The centre is one of six early childhood pilot projects co-funded by the Caribbean Development Bank (CDB) and the Government and implemented by Basic Needs Trust Fund (BNTF). It will provide care and educational services to 45 children under the age of five.
Finance Minister, Winston Jordan, in brief remarks at the commissioning, said the facility will be of immense value to the community, making it possible for parents, especially mothers to seek employment and increase their household incomes.
“The good life that we have talked and on which we successfully campaigned to become the government is not an esoteric story; its real and it’s not only for big people or matured people it’s for everybody and the little children can also enjoy the good life in the context of a good environment in which they can learn. I think in this simple project we can put parents’ minds at ease. They are assured that their children are in an environment that allows them to learn, develop their motor and other skills while their parents are free to do seek out training or job opportunities and make themselves productive citizens.”
He also strongly advised the regional administration and other stakeholders to take good care of facilities given their importance to the communities they will serve.
Minister Jordan added:
“It’s little children who will be housed here so we don’t expect the roof to be falling in or the light fixtures to be disappearing … if the regional administration does not take full control of the facilities in terms of the security and monitoring the centre, it will deteriorate if the people we put to administer it don’t take pride and joy in this facility and endure that it remains in the pristine condition in which we are handing it over.”

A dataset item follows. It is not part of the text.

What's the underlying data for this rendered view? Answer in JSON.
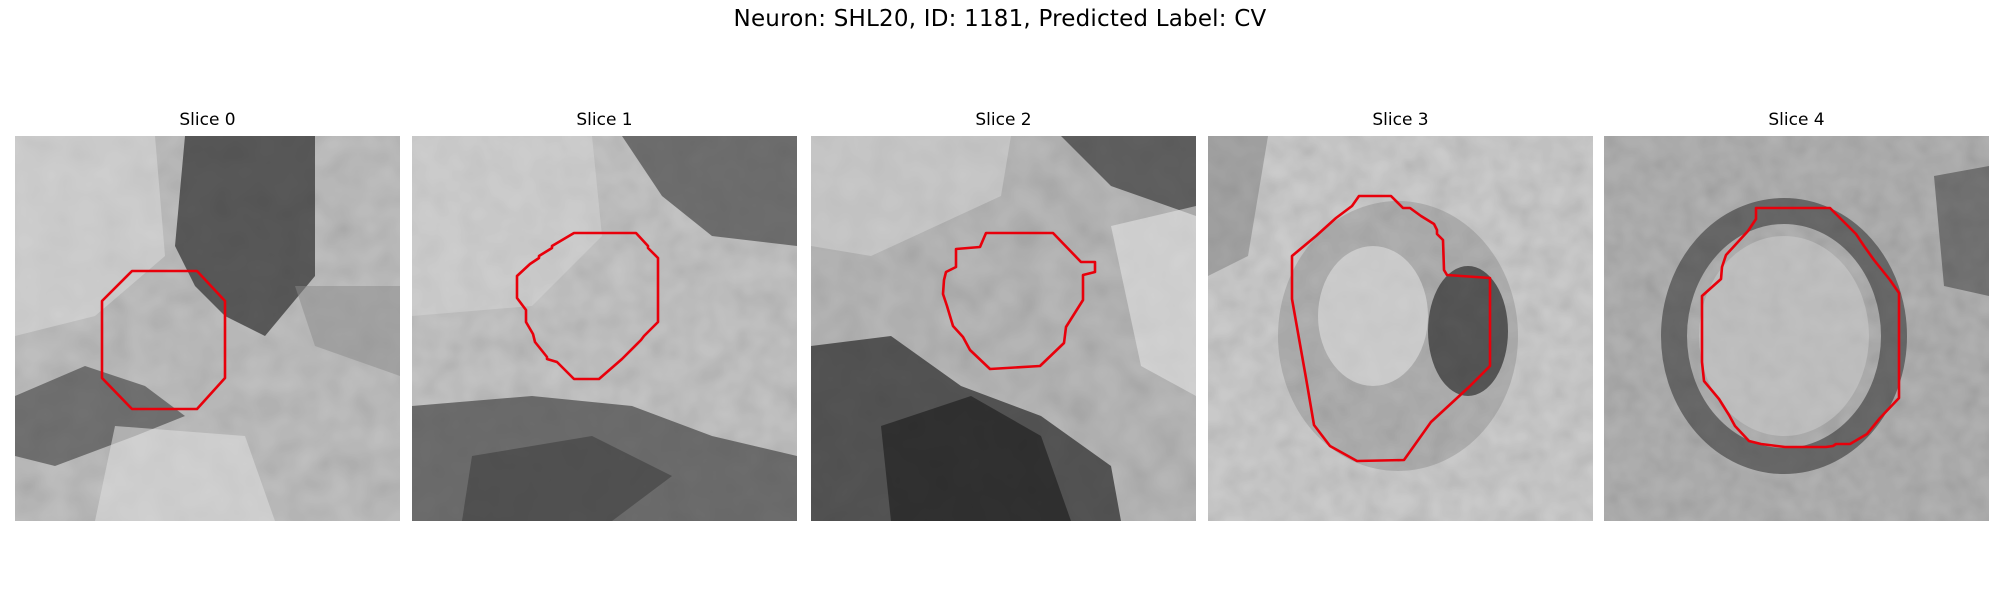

Regional Executive Officer, Orin Gordon said systems are already in place for the construction of a security post, a management structure and the proper maintenance and management of the facility.

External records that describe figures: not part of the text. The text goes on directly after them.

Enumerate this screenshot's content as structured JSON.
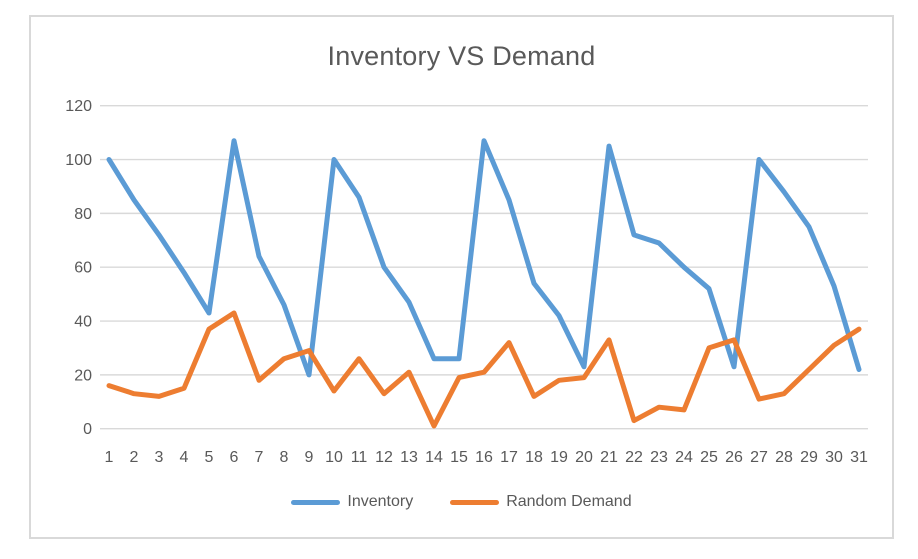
{
  "chart_data": {
    "type": "line",
    "title": "Inventory VS Demand",
    "categories": [
      1,
      2,
      3,
      4,
      5,
      6,
      7,
      8,
      9,
      10,
      11,
      12,
      13,
      14,
      15,
      16,
      17,
      18,
      19,
      20,
      21,
      22,
      23,
      24,
      25,
      26,
      27,
      28,
      29,
      30,
      31
    ],
    "series": [
      {
        "name": "Inventory",
        "color": "#5B9BD5",
        "values": [
          100,
          85,
          72,
          58,
          43,
          107,
          64,
          46,
          20,
          100,
          86,
          60,
          47,
          26,
          26,
          107,
          85,
          54,
          42,
          23,
          105,
          72,
          69,
          60,
          52,
          23,
          100,
          88,
          75,
          53,
          22
        ]
      },
      {
        "name": "Random Demand",
        "color": "#ED7D31",
        "values": [
          16,
          13,
          12,
          15,
          37,
          43,
          18,
          26,
          29,
          14,
          26,
          13,
          21,
          1,
          19,
          21,
          32,
          12,
          18,
          19,
          33,
          3,
          8,
          7,
          30,
          33,
          11,
          13,
          22,
          31,
          37
        ]
      }
    ],
    "xlabel": "",
    "ylabel": "",
    "ylim": [
      0,
      120
    ],
    "yticks": [
      0,
      20,
      40,
      60,
      80,
      100,
      120
    ],
    "grid": "horizontal",
    "legend_position": "bottom",
    "title_color": "#595959",
    "axis_text_color": "#595959",
    "gridline_color": "#D9D9D9",
    "frame_border_color": "#D9D9D9",
    "background_color": "#FFFFFF"
  }
}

The construction of the One Mile ECDC commenced on September 4, 2017, and was completed on March 16, 2018. The centre was built at a cost of $39,483,782 by Faldhari Singh and Son Contracting Services, and the Design and Supervision consultant for the project was E&A Consultants.
The 3,200 square foot facility will accommodate infants to school-agers, eight caregivers/teachers and an administrator. This includes four care areas/classrooms, a sleeping area, sickbay, a staff room, an administrative area, storage spaces, a kitchenette, a laundry room, sanitary facilities, and an outdoor play area for the children.
In tandem with the construction of the building, eight young adults were trained as early childhood educators and successfully graduated from the programme. They will serve as teachers and caregivers at the centre. One of the graduates will attend the University of Guyana and receive their Level 1 certification in Early Childhood Development and will be expected to return to the One Mile Grove ECDC to serve as administrator.
The project is a collaborative effort between The Office of the Presidential Advisor on Youth Empowerment (YEU) in the Ministry of the Presidency; The Board of Industrial Training (BIT); and The Early Childhood Development (ECD) Unit of the Ministry of Social Protection.
According to former Presidential Advisor on Youth Development, Aubrey Norton, the programme was created following research and conceptualization of ways to provide inexpensive to possibly free early childhood education for the children in the community while at the same time releasing their parents to seek employment and providing jobs for persons within the respective communities
“It was aimed at creating employment for young persons in a particular category. We had done some research across the country and found that there were lots of young people with teaching potential, who had three and four CXCs, but they did not have math and English and so the decision was taken to train them and to have them involved across the country in all six centres. There would be nine persons trained for each. The hope is also that those young persons will go back to school,” Norton said.
He added, “from the batch, we have taken about 12 of them who are enrolled at the University of Guyana and we have organised scholarships for them. The hope is that every year, two of them will go on and improve their qualifications and become professional teachers.”
According to Youth Empowerment Advisor, the participants were also trained in leadership as a means of improving the condition of their communities.
Basic Needs Trust Fund is the flagship development programme under the Caribbean Development Bank and the Government of the Cooperative Republic of Guyana. For twenty-five years, the Basic Needs Trust Fund (BNTF) Guyana office has been working to address poverty reduction by providing access to basic infrastructure and services in rural and urban communities, across the Caribbean. BNTF has completed close to 600 projects since 1992 and has 47 projects planned for its ninth cycle. This new cycle will focus primarily on projects related to livelihoods enhancement and human capacity development.